The placement of the
building is a direct result of the skylights facing towards the north. This east-west
orientation, and its incidental diagonal relationship within the site,
generates dramatically changing perspective views of the building and further
emphasizes the building's extreme yet simple proportions. It lays in an
extensive meadow of indigenous grasses that refers to the natural landscape of
Long Island.
Our design for the Parrish Art Museum is a
reinterpretation of a very genuine Herzog & de Meuron typology, the
traditional house form. What we like about this typology is that it is open for
many different functions, places and cultures. Each time this simple, almost
banal form has become something very specific, precise and also fresh.
An ordered sequence of
post, beam and truss defines the unifying backbone of the building.
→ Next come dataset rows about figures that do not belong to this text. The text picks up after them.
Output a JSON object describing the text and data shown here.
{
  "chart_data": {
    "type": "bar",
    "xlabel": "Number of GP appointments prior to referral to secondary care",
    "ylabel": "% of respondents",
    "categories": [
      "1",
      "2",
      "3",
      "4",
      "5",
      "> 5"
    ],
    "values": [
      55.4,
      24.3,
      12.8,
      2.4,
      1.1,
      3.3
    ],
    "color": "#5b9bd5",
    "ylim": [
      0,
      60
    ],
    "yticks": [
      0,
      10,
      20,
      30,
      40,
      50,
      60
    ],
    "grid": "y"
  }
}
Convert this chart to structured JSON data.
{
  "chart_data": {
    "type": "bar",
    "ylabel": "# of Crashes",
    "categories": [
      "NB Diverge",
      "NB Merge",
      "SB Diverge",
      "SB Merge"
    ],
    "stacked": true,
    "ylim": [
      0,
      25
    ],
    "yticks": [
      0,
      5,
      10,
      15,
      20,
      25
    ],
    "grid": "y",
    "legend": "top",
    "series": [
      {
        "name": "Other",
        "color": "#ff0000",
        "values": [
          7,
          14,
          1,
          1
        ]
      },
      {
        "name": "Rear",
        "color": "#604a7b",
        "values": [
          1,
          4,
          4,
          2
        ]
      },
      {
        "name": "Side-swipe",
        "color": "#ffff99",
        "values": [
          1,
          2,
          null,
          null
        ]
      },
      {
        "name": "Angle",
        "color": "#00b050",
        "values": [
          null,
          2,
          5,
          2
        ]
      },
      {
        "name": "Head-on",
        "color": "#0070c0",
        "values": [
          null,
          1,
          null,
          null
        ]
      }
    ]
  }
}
Its
materialization is a direct expression of readily accessible building materials
and local construction methods.
The exterior walls of
in situ concrete act as long bookends to the overall building form, while the
grand scale of these elemental walls is tempered with a continuous bench formed
at its base for sitting and viewing the surrounding landscape.
Large overhangs running
the full length of the building provide shelter for outdoor porches and
terraces.
A cluster of ten
galleries defines the heart of the museum. The size and proportion of these
galleries can be easily adapted by re-arranging partition walls within the given
structural grid.
We set the basic parameters for a single gallery space
by distilling the studio's proportions and adopting its simple house section
with north-facing skylights. Two of these model galleries form wings around a
central circulation spine that is then bracketed by two porches to form the
basis of a straightforward building extrusion. The floor plan of this extrusion
is a direct translation of the ideal functional layout.
The back of house
functions of administration, storage, workshops and loading dock are
located to the east of the gallery core. The public program areas of the lobby,
shop, and café are located to the west of the galleries, with a flexible
multi-purpose and educational space at the far western end.
The landscape, an
important aspect of the Museum experience, consists entirely of native plants.
The design evokes the iconic features of the East End - meadow, wetland, scrub
woodland, and long views of expansive sky and horizon.